Former Arkansas governor Mike Huckabee (Justin Sullivan/Getty Images)

This story has been updated.

Republican presidential candidate Mike Huckabee engaged in a lively debate on Fox News Sunday with anchor Chris Wallace, his former colleague.

Huckabee was a talk show host on Fox before quitting earlier this year to prepare for his second presidential bid. Wallace said he was "struck" by some "very bold policies" Huckabee had laid out in his announcement. His questions suggested that he thought Huckabee had changed some of his positions since becoming a candidate.

[Huckabee announces 2016 bid]

The two had several spirited exchanges over such issues as entitlement reform and taxes. One of the most animated was on the role of the courts.

Wallace told Huckabee that in his announcement speech, “You also seemed to indicate that as president, you wouldn't necessarily obey court rulings, even the Supreme Court.”

Said Huckabee: “Many of our politicians have surrendered to the false god of judicial supremacy, which would allow black-robed and unelected judges the power to make law as well as enforce it." Like many conservatives, he has expressed alarm at the court's role in striking down state laws banning same-sex marriage. The country is awaiting a ruling from the Supreme Court on whether such unions are protected by the Constitution.

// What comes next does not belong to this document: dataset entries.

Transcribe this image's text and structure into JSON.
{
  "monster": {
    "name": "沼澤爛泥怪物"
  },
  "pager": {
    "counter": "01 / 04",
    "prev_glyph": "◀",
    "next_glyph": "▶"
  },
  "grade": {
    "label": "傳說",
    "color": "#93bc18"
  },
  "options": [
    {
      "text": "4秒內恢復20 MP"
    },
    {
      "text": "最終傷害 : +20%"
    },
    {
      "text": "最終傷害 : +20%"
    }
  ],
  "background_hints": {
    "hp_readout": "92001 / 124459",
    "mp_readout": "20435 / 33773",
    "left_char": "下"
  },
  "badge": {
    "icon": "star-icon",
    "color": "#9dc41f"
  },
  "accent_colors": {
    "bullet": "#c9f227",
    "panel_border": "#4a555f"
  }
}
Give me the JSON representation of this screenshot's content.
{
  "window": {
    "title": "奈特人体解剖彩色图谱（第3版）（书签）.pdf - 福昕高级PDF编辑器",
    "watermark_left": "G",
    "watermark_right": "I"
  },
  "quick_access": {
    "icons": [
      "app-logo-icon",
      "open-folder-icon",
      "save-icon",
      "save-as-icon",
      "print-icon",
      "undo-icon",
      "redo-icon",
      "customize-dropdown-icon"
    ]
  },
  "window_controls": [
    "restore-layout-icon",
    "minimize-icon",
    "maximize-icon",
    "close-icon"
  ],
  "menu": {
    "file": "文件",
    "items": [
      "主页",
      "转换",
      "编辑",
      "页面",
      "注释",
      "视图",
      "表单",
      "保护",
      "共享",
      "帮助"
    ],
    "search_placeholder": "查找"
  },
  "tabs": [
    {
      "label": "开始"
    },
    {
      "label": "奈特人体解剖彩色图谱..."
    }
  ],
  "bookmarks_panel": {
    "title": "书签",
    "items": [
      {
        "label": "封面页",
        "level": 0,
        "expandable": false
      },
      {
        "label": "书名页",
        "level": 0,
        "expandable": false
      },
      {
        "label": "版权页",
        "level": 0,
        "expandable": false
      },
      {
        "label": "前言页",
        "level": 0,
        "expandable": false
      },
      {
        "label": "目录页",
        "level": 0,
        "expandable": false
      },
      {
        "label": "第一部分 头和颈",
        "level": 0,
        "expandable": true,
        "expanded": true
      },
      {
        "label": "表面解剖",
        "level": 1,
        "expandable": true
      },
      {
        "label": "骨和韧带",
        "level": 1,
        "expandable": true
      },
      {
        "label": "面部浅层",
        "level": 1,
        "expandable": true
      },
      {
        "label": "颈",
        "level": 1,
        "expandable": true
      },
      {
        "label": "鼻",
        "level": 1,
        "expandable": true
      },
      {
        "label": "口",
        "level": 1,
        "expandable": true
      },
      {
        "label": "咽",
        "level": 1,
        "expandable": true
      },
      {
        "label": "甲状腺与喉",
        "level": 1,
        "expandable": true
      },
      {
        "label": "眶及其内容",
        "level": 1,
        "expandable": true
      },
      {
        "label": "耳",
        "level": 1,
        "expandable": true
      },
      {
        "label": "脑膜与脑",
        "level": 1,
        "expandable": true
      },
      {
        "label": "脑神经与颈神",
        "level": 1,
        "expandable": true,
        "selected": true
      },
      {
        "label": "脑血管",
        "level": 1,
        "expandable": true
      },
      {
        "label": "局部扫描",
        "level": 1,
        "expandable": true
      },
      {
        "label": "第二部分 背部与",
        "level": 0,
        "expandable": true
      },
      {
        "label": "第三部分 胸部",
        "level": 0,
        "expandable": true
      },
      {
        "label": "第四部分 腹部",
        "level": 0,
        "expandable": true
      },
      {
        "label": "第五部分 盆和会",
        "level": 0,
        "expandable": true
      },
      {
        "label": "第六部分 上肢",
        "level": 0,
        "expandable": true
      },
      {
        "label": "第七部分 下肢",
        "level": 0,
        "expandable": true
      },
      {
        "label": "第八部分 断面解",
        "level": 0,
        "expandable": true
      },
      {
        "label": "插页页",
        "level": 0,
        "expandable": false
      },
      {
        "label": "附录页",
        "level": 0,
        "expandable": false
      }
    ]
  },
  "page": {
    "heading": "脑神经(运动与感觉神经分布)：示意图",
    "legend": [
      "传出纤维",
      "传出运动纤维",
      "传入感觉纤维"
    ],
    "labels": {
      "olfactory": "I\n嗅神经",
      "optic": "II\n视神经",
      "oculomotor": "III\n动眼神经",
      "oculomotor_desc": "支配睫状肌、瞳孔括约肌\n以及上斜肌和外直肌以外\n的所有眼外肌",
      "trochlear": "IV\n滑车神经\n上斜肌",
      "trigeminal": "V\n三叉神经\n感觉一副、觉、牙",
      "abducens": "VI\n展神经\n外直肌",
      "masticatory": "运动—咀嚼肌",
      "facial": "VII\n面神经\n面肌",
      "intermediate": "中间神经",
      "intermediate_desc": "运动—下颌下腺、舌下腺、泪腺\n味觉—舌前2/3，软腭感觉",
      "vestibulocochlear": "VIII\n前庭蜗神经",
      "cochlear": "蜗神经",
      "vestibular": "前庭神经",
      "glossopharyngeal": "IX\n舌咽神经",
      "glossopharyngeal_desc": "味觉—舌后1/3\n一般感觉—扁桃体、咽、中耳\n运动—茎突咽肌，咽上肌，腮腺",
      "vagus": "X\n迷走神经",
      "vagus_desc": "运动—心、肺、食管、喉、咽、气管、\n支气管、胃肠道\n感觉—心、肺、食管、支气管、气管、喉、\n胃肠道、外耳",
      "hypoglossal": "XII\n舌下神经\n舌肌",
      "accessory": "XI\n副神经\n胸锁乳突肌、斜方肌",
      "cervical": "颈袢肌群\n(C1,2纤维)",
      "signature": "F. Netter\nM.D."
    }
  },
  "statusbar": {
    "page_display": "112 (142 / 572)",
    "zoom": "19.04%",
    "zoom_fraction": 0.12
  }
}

[Supreme Court hears arguments in historic gay-marriage case]

"The notion that the Supreme Court comes up with the ruling and that automatically subjects the two other branches to following it defies everything there is about the three equal branches of government," Huckabee said. "Chris, the Supreme Court is not the supreme branch. And for God's sake, it isn't the Supreme Being. It is the Supreme Court."

Wallace pressed on, asking what if former president Richard Nixon “had said, for instance, in Watergate, 'I don't want to turn over the tapes and the court can't make me' "?

Huckabee said that the president has to follow the law, but then he retorted with a question of his own: “Then, what if the Supreme Court ruled they were going to make the decision as to who was going to be the next president and save the taxpayers and voter from all the expense and trouble of voting, and they'll just pick a president? Well, we would say, 'Well, they can't do that.' Why can't they do it? They can't do it because it's not in the law.”

This post has been updated to remove a misleading reference to the court's decision in Bush v. Gore.